Seit Wochen gibt es immer wieder Spekulationen, dass Athen
seine Schulden nicht wird zurückzahlen können und es einen
Schuldenschnitt geben muss. Stark betonte: «Eine Schuldenreduzierung
erscheint vielleicht als der einfache Weg, aber die zugrunde
liegenden Haushalts- und Strukturprobleme würden nicht gelöst.»

Der Ökonom, seit 2006 Chefvolkswirt der Europäischen Zentralbank,
bezeichnete den Weg einer Umschuldung als «kurzsichtig und für das
jeweilige Land mit erheblichen Nachteilen verbunden». Die Regierung
wäre nach einem solchen Schritt voraussichtlich auf unabsehbare Zeit
von den Finanzmärkten abgeschnitten und auf fremde Finanzhilfe
angewiesen, erklärte er.

Eindringlich warnte der Volkswirt vor den möglichen Folgen einer
Umschuldung: «Eine neue Bankenkrise ist eines der Risiken, das zum
Beispiel von einer Umschuldung in einem Mitgliedsland der Eurozone
ausgehen könnte.» Stark verwies auf die enge Verflechtung der
Euro-Finanzmärkte. Eine zunächst lokal begrenzte Krise könne
negative Auswirkungen auf das ganze europäische Bankensystem haben.

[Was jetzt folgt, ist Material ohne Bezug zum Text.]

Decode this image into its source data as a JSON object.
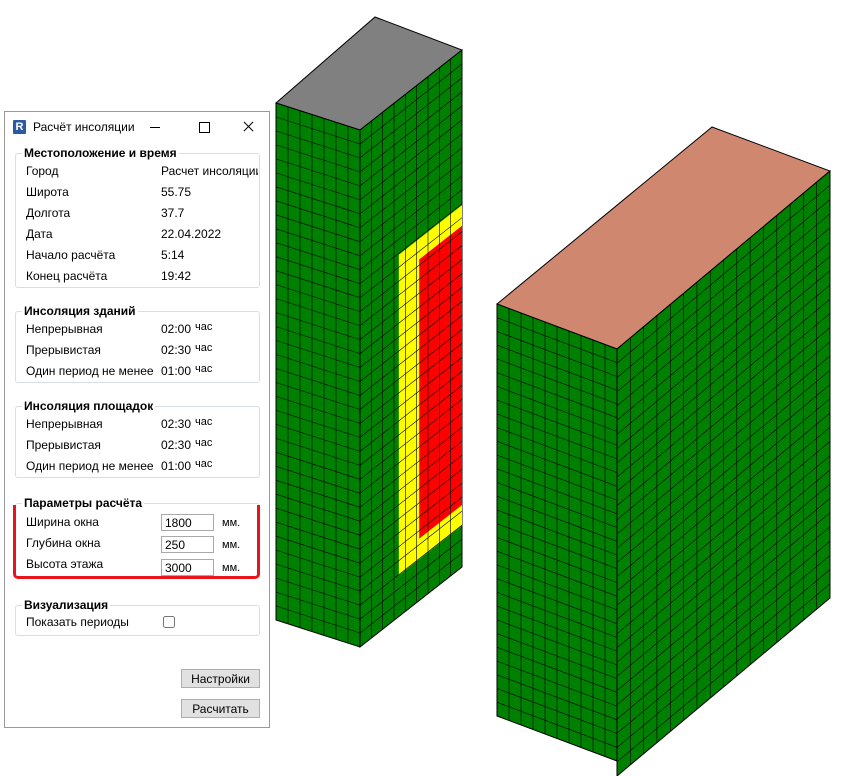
{
  "window": {
    "title": "Расчёт инсоляции",
    "icon_letter": "R"
  },
  "location": {
    "legend": "Местоположение и время",
    "rows": [
      {
        "label": "Город",
        "value": "Расчет инсоляции"
      },
      {
        "label": "Широта",
        "value": "55.75"
      },
      {
        "label": "Долгота",
        "value": "37.7"
      },
      {
        "label": "Дата",
        "value": "22.04.2022"
      },
      {
        "label": "Начало расчёта",
        "value": "5:14"
      },
      {
        "label": "Конец расчёта",
        "value": "19:42"
      }
    ]
  },
  "buildings": {
    "legend": "Инсоляция зданий",
    "rows": [
      {
        "label": "Непрерывная",
        "value": "02:00",
        "unit": "час"
      },
      {
        "label": "Прерывистая",
        "value": "02:30",
        "unit": "час"
      },
      {
        "label": "Один период не менее",
        "value": "01:00",
        "unit": "час"
      }
    ]
  },
  "sites": {
    "legend": "Инсоляция площадок",
    "rows": [
      {
        "label": "Непрерывная",
        "value": "02:30",
        "unit": "час"
      },
      {
        "label": "Прерывистая",
        "value": "02:30",
        "unit": "час"
      },
      {
        "label": "Один период не менее",
        "value": "01:00",
        "unit": "час"
      }
    ]
  },
  "params": {
    "legend": "Параметры расчёта",
    "rows": [
      {
        "label": "Ширина окна",
        "value": "1800",
        "unit": "мм."
      },
      {
        "label": "Глубина окна",
        "value": "250",
        "unit": "мм."
      },
      {
        "label": "Высота этажа",
        "value": "3000",
        "unit": "мм."
      }
    ]
  },
  "visualization": {
    "legend": "Визуализация",
    "show_periods_label": "Показать периоды",
    "show_periods_checked": false
  },
  "buttons": {
    "settings": "Настройки",
    "calculate": "Расчитать"
  },
  "colors": {
    "facade_green": "#008000",
    "insolation_yellow": "#ffff00",
    "insolation_red": "#ff0000",
    "roof_gray": "#808080",
    "roof_salmon": "#d08770",
    "highlight_red": "#e8141c"
  }
}
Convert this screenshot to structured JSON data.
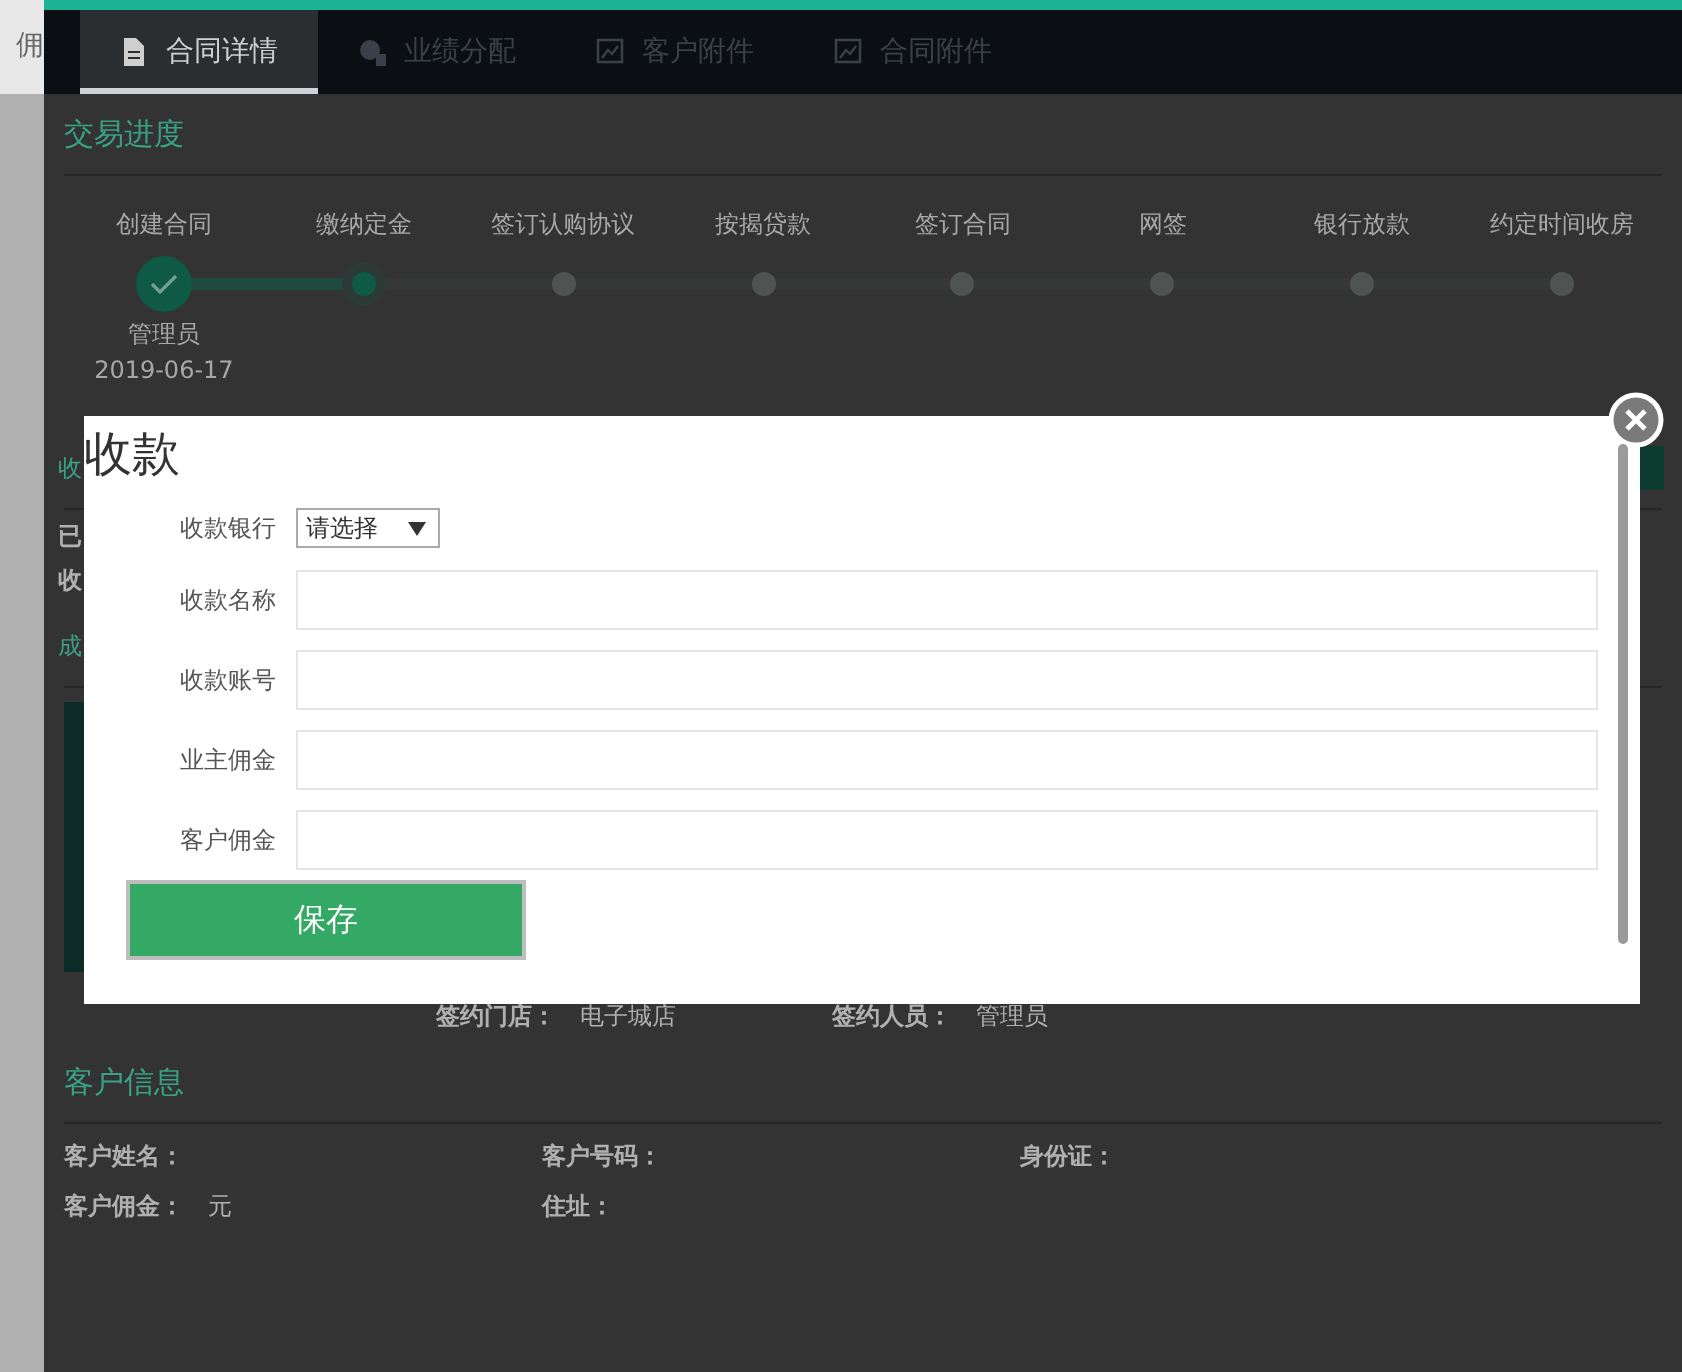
{
  "side_tab": {
    "label": "佣"
  },
  "tabs": [
    {
      "label": "合同详情",
      "selected": true
    },
    {
      "label": "业绩分配",
      "selected": false
    },
    {
      "label": "客户附件",
      "selected": false
    },
    {
      "label": "合同附件",
      "selected": false
    }
  ],
  "progress": {
    "title": "交易进度",
    "steps": [
      {
        "label": "创建合同",
        "kind": "done",
        "operator": "管理员",
        "date": "2019-06-17"
      },
      {
        "label": "缴纳定金",
        "kind": "current"
      },
      {
        "label": "签订认购协议",
        "kind": "pending"
      },
      {
        "label": "按揭贷款",
        "kind": "pending"
      },
      {
        "label": "签订合同",
        "kind": "pending"
      },
      {
        "label": "网签",
        "kind": "pending"
      },
      {
        "label": "银行放款",
        "kind": "pending"
      },
      {
        "label": "约定时间收房",
        "kind": "pending"
      }
    ]
  },
  "section_2": {
    "title": "收",
    "lines": [
      "已",
      "收"
    ]
  },
  "section_3": {
    "title": "成"
  },
  "signing": {
    "fields": [
      {
        "label": "签约门店：",
        "value": "电子城店"
      },
      {
        "label": "签约人员：",
        "value": "管理员"
      }
    ]
  },
  "customer_info": {
    "title": "客户信息",
    "fields": [
      {
        "label": "客户姓名："
      },
      {
        "label": "客户号码："
      },
      {
        "label": "身份证："
      },
      {
        "label": "客户佣金：",
        "value": "元"
      },
      {
        "label": "住址："
      }
    ]
  },
  "modal": {
    "title": "收款",
    "fields": [
      {
        "label": "收款银行",
        "kind": "select",
        "value": "请选择"
      },
      {
        "label": "收款名称",
        "kind": "text"
      },
      {
        "label": "收款账号",
        "kind": "text"
      },
      {
        "label": "业主佣金",
        "kind": "text"
      },
      {
        "label": "客户佣金",
        "kind": "text"
      }
    ],
    "buttons": [
      "保存"
    ]
  }
}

Die einzig tragfähige Möglichkeit zur Überwindung der Krise sei
die «konsequente Umsetzung der Reformprogramme und die vollständige
Rückzahlung aller ausstehenden Schulden. Es gibt keinen
schmerzfreien Weg». Der EZB-Chefvolkswirt hob zugleich hervor: «Wir
haben es nicht mit einer Krise des Euro zu tun, sondern mit einer
Schuldenkrise in einigen Mitgliedsländern des Euroraums.» Die
gemeinsame Währung sei weder jetzt noch vorher in Gefahr gewesen.
«Der Euro hat sich in der Krise als Stabilitätsanker erwiesen.»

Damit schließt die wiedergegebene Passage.